Lindenberg ha recentemente pubblicato un volumetto – «Mio cugino Plinio Corrêa de Oliveira» – nel quale, tra aneddoti famigliari e analisi dottrinali, egli traccia un profilo affascinante di colui che è stato definito “il crociato del secolo XX”.
Nell’ultimo capitolo, egli analizza “i capisaldi della spiritualità pliniana”: la visione di Dio come Creatore, apice di tutti gli apici; la devozione alla Madonna; l’amore all’ordine gerarchico e sacrale dell’universo; l’amore alla Santa Chiesa cattolica; lo spirito patriarcale; il discernimento degli spiriti; la vocazione per vendicare l’onore e la gloria di Dio; lo spirito aristocratico.

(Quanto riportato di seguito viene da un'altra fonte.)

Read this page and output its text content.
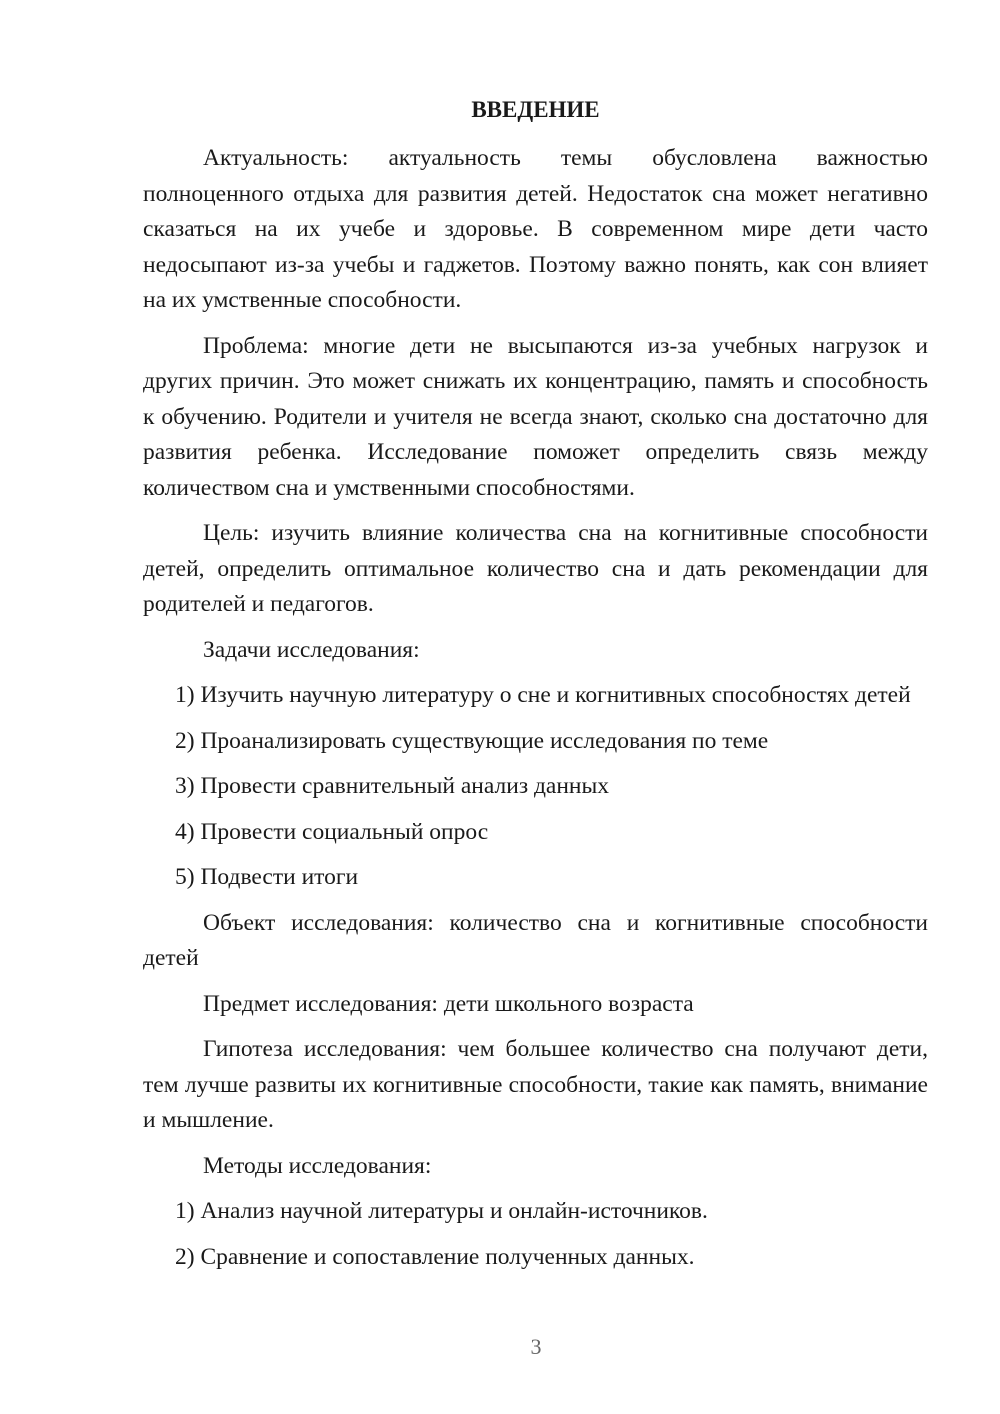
ВВЕДЕНИЕ

Актуальность: актуальность темы обусловлена важностью полноценного отдыха для развития детей. Недостаток сна может негативно сказаться на их учебе и здоровье. В современном мире дети часто недосыпают из-за учебы и гаджетов. Поэтому важно понять, как сон влияет на их умственные способности.

Проблема: многие дети не высыпаются из-за учебных нагрузок и других причин. Это может снижать их концентрацию, память и способность к обучению. Родители и учителя не всегда знают, сколько сна достаточно для развития ребенка. Исследование поможет определить связь между количеством сна и умственными способностями.

Цель: изучить влияние количества сна на когнитивные способности детей, определить оптимальное количество сна и дать рекомендации для родителей и педагогов.

Задачи исследования:

1) Изучить научную литературу о сне и когнитивных способностях детей

2) Проанализировать существующие исследования по теме

3) Провести сравнительный анализ данных

4) Провести социальный опрос

5) Подвести итоги

Объект исследования: количество сна и когнитивные способности детей

Предмет исследования: дети школьного возраста

Гипотеза исследования: чем большее количество сна получают дети, тем лучше развиты их когнитивные способности, такие как память, внимание и мышление.

Методы исследования:

1) Анализ научной литературы и онлайн-источников.

2) Сравнение и сопоставление полученных данных.

3
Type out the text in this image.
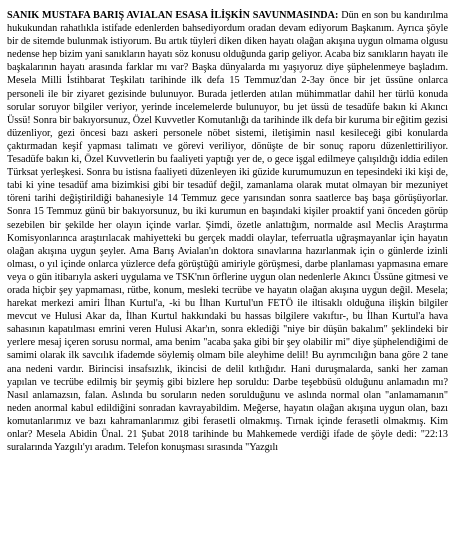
SANIK MUSTAFA BARIŞ AVIALAN ESASA İLİŞKİN SAVUNMASINDA: Dün en son bu kandırılma hukukundan rahatlıkla istifade edenlerden bahsediyordum oradan devam ediyorum Başkanım. Ayrıca şöyle bir de sitemde bulunmak istiyorum. Bu artık tüyleri diken diken hayatı olağan akışına uygun olmama olgusu nedense hep bizim yani sanıkların hayatı söz konusu olduğunda garip geliyor. Acaba biz sanıkların hayatı ile başkalarının hayatı arasında farklar mı var? Başka dünyalarda mı yaşıyoruz diye şüphelenmeye başladım. Mesela Milli İstihbarat Teşkilatı tarihinde ilk defa 15 Temmuz'dan 2-3ay önce bir jet üssüne onlarca personeli ile bir ziyaret gezisinde bulunuyor. Burada jetlerden atılan mühimmatlar dahil her türlü konuda sorular soruyor bilgiler veriyor, yerinde incelemelerde bulunuyor, bu jet üssü de tesadüfe bakın ki Akıncı Üssü! Sonra bir bakıyorsunuz, Özel Kuvvetler Komutanlığı da tarihinde ilk defa bir kuruma bir eğitim gezisi düzenliyor, gezi öncesi bazı askeri personele nöbet sistemi, iletişimin nasıl kesileceği gibi konularda çaktırmadan keşif yapması talimatı ve görevi veriliyor, dönüşte de bir sonuç raporu düzenlettiriliyor. Tesadüfe bakın ki, Özel Kuvvetlerin bu faaliyeti yaptığı yer de, o gece işgal edilmeye çalışıldığı iddia edilen Türksat yerleşkesi. Sonra bu istisna faaliyeti düzenleyen iki güzide kurumumuzun en tepesindeki iki kişi de, tabi ki yine tesadüf ama bizimkisi gibi bir tesadüf değil, zamanlama olarak mutat olmayan bir mezuniyet töreni tarihi değiştirildiği bahanesiyle 14 Temmuz gece yarısından sonra saatlerce baş başa görüşüyorlar. Sonra 15 Temmuz günü bir bakıyorsunuz, bu iki kurumun en başındaki kişiler proaktif yani önceden görüp sezebilen bir şekilde her olayın içinde varlar. Şimdi, özetle anlattığım, normalde asıl Meclis Araştırma Komisyonlarınca araştırılacak mahiyetteki bu gerçek maddi olaylar, teferruatla uğraşmayanlar için hayatın olağan akışına uygun şeyler. Ama Barış Avialan'ın doktora sınavlarına hazırlanmak için o günlerde izinli olması, o yıl içinde onlarca yüzlerce defa görüştüğü amiriyle görüşmesi, darbe planlaması yapmasına emare veya o gün itibarıyla askeri uygulama ve TSK'nın örflerine uygun olan nedenlerle Akıncı Üssüne gitmesi ve orada hiçbir şey yapmaması, rütbe, konum, mesleki tecrübe ve hayatın olağan akışına uygun değil. Mesela; harekat merkezi amiri İlhan Kurtul'a, -ki bu İlhan Kurtul'un FETÖ ile iltisaklı olduğuna ilişkin bilgiler mevcut ve Hulusi Akar da, İlhan Kurtul hakkındaki bu hassas bilgilere vakıftır-, bu İlhan Kurtul'a hava sahasının kapatılması emrini veren Hulusi Akar'ın, sonra eklediği "niye bir düşün bakalım" şeklindeki bir yerlere mesaj içeren sorusu normal, ama benim "acaba şaka gibi bir şey olabilir mi" diye şüphelendiğimi de samimi olarak ilk savcılık ifademde söylemiş olmam bile aleyhime delil! Bu ayrımcılığın bana göre 2 tane ana nedeni vardır. Birincisi insafsızlık, ikincisi de delil kıtlığıdır. Hani duruşmalarda, sanki her zaman yapılan ve tecrübe edilmiş bir şeymiş gibi bizlere hep soruldu: Darbe teşebbüsü olduğunu anlamadın mı? Nasıl anlamazsın, falan. Aslında bu soruların neden sorulduğunu ve aslında normal olan "anlamamanın" neden anormal kabul edildiğini sonradan kavrayabildim. Meğerse, hayatın olağan akışına uygun olan, bazı komutanlarımız ve bazı kahramanlarımız gibi ferasetli olmakmış. Tırnak içinde ferasetli olmakmış. Kim onlar? Mesela Abidin Ünal. 21 Şubat 2018 tarihinde bu Mahkemede verdiği ifade de şöyle dedi: "22:13 suralarında Yazgılı'yı aradım. Telefon konuşması sırasında "Yazgılı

Il dott. Lindenberg chiude con un appello: “Cercando di sintetizzare la mia visione sulla sua persona e il suo apostolato, direi che egli cercò prima di tutto la gloria e la grandezza di Dio. Spetta a noi, discepoli di Plinio Corrêa de Oliveira, mantenerci interamente fedeli ai suoi insegnamenti, pubblicando le sue opere e diffondendole in tutto il mondo”.
La Francia si sveglia
Tutti conosciamo la Manif pour tous, cioè le manifestazioni contro le leggi che intendono imporre in Francia il matrimonio omosessuale e l’ideologia gender. La Manif, però, è soltanto la punta dell’iceberg di una vasta reazione di opinione pubblica – alla quale non è estranea l’azione della TFP francese – che si delinea sempre più nitida.
Al tema è dedicato un libro pubblicato da Avenir de la Culture, vicino alla TFP francese: «La Francia si sveglia». “Questo è il racconto di una resistenza – esordisce il libro – È il racconto delle battaglie di Avenir de la Culture in questi ultimi anni”.

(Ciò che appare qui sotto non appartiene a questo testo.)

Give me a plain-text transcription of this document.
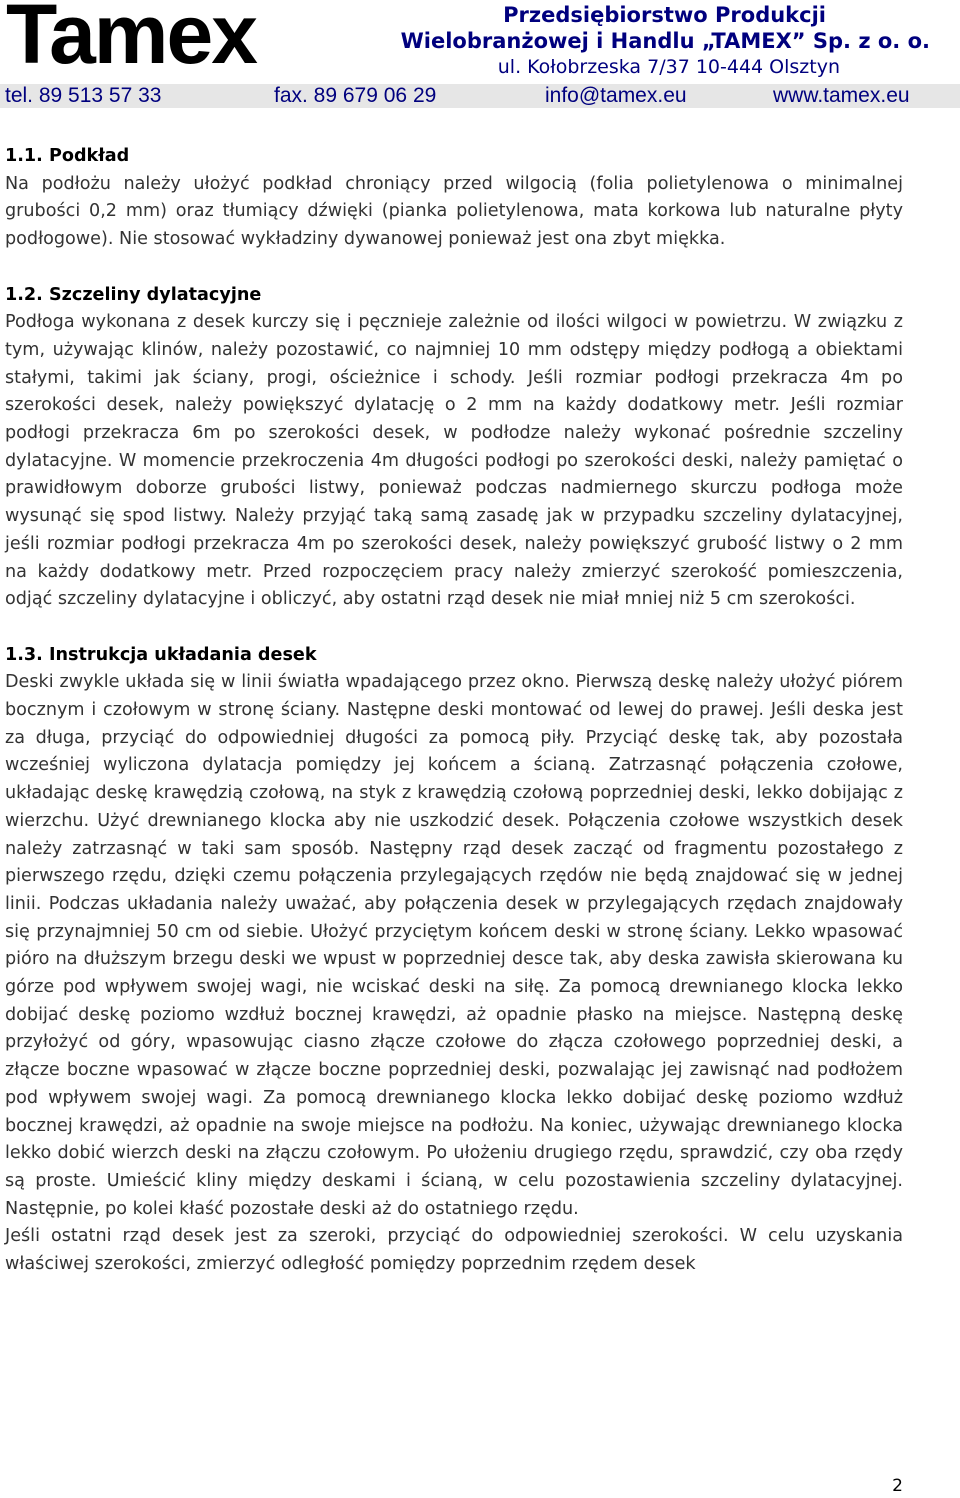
Tamex	Przedsiębiorstwo Produkcji
Wielobranżowej i Handlu „TAMEX” Sp. z o. o.
ul. Kołobrzeska 7/37 10-444 Olsztyn
tel. 89 513 57 33	fax. 89 679 06 29	info@tamex.eu	www.tamex.eu
1.1. Podkład
Na podłożu należy ułożyć podkład chroniący przed wilgocią (folia polietylenowa o minimalnej grubości 0,2 mm) oraz tłumiący dźwięki (pianka polietylenowa, mata korkowa lub naturalne płyty podłogowe). Nie stosować wykładziny dywanowej ponieważ jest ona zbyt miękka.
1.2. Szczeliny dylatacyjne
Podłoga wykonana z desek kurczy się i pęcznieje zależnie od ilości wilgoci w powietrzu. W związku z tym, używając klinów, należy pozostawić, co najmniej 10 mm odstępy między podłogą a obiektami stałymi, takimi jak ściany, progi, ościeżnice i schody. Jeśli rozmiar podłogi przekracza 4m po szerokości desek, należy powiększyć dylatację o 2 mm na każdy dodatkowy metr. Jeśli rozmiar podłogi przekracza 6m po szerokości desek, w podłodze należy wykonać pośrednie szczeliny dylatacyjne. W momencie przekroczenia 4m długości podłogi po szerokości deski, należy pamiętać o prawidłowym doborze grubości listwy, ponieważ podczas nadmiernego skurczu podłoga może wysunąć się spod listwy. Należy przyjąć taką samą zasadę jak w przypadku szczeliny dylatacyjnej, jeśli rozmiar podłogi przekracza 4m po szerokości desek, należy powiększyć grubość listwy o 2 mm na każdy dodatkowy metr. Przed rozpoczęciem pracy należy zmierzyć szerokość pomieszczenia, odjąć szczeliny dylatacyjne i obliczyć, aby ostatni rząd desek nie miał mniej niż 5 cm szerokości.
1.3. Instrukcja układania desek
Deski zwykle układa się w linii światła wpadającego przez okno. Pierwszą deskę należy ułożyć piórem bocznym i czołowym w stronę ściany. Następne deski montować od lewej do prawej. Jeśli deska jest za długa, przyciąć do odpowiedniej długości za pomocą piły. Przyciąć deskę tak, aby pozostała wcześniej wyliczona dylatacja pomiędzy jej końcem a ścianą. Zatrzasnąć połączenia czołowe, układając deskę krawędzią czołową, na styk z krawędzią czołową poprzedniej deski, lekko dobijając z wierzchu. Użyć drewnianego klocka aby nie uszkodzić desek. Połączenia czołowe wszystkich desek należy zatrzasnąć w taki sam sposób. Następny rząd desek zacząć od fragmentu pozostałego z pierwszego rzędu, dzięki czemu połączenia przylegających rzędów nie będą znajdować się w jednej linii. Podczas układania należy uważać, aby połączenia desek w przylegających rzędach znajdowały się przynajmniej 50 cm od siebie. Ułożyć przyciętym końcem deski w stronę ściany. Lekko wpasować pióro na dłuższym brzegu deski we wpust w poprzedniej desce tak, aby deska zawisła skierowana ku górze pod wpływem swojej wagi, nie wciskać deski na siłę. Za pomocą drewnianego klocka lekko dobijać deskę poziomo wzdłuż bocznej krawędzi, aż opadnie płasko na miejsce. Następną deskę przyłożyć od góry, wpasowując ciasno złącze czołowe do złącza czołowego poprzedniej deski, a złącze boczne wpasować w złącze boczne poprzedniej deski, pozwalając jej zawisnąć nad podłożem pod wpływem swojej wagi. Za pomocą drewnianego klocka lekko dobijać deskę poziomo wzdłuż bocznej krawędzi, aż opadnie na swoje miejsce na podłożu. Na koniec, używając drewnianego klocka lekko dobić wierzch deski na złączu czołowym. Po ułożeniu drugiego rzędu, sprawdzić, czy oba rzędy są proste. Umieścić kliny między deskami i ścianą, w celu pozostawienia szczeliny dylatacyjnej. Następnie, po kolei kłaść pozostałe deski aż do ostatniego rzędu.
Jeśli ostatni rząd desek jest za szeroki, przyciąć do odpowiedniej szerokości. W celu uzyskania właściwej szerokości, zmierzyć odległość pomiędzy poprzednim rzędem desek
2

Questo risveglio ha colto gli analisti di sorpresa. Si comincia a parlare di un “’68 conservatore”. “È il risveglio di un gigante – commenta Gaël Brustier, ideologo del Partito socialista – ormai è la destra che domina il panorama culturale della Francia”.
“Le Figaro” parla invece di “rivoluzione dei cattolici, usciti dalle catacombe e pronti a buttarsi nel combattimento culturale, dal dibattito intellettuale all’assalto alla politica. Pensavamo che fossero morti, invece sono ancora vivi”.
Germania
Contrastando il clima di crescente laicismo, la TFP tedesca organizza periodicamente la recita del Santo Rosario in luoghi pubblici. Nella foto a sinistra, la città di Magonza. In un momento in cui la reazione identitaria si fa sempre più forte, c’è il rischio che essa venga cooptata da fazioni politiche con scarso contenuto cristiano. La TFP tedesca ritiene un suo preciso dovere mantenere viva la Fede portata da san Bonifacio.
Estonia
Con la partecipazione di una trentina di persone, provenienti dai vari Paesi baltici e dall’Olanda, si è realizzato il III Simposio Baltico, promosso dalla TFP estone. Il tema di quest’anno: “La spiritualità della Contro-Rivoluzione”. L’evento ha avuto luogo nel pittoresco castello di Laitse, a qualche chilometro da Tallinn. Sono stati tre giorni di proficuo convivio, confortati anche dalla Santa Messa celebrata ogni giorno nella cappella del castello.
Australia
Va a gonfie vele la campagna “Australia needs Fatima”, della TFP australiana. Ormai l’iniziativa si è estesa anche alle isole del Pacifico, come Tasmania e Papua-Nuova Guinea. L’entusiasmo dirompente col quale le popolazioni aborigene accolgono la Celeste Visitatrice, è un monito per l’Occidente secolarizzato, e un’ulteriore conferma che la Fede è viva.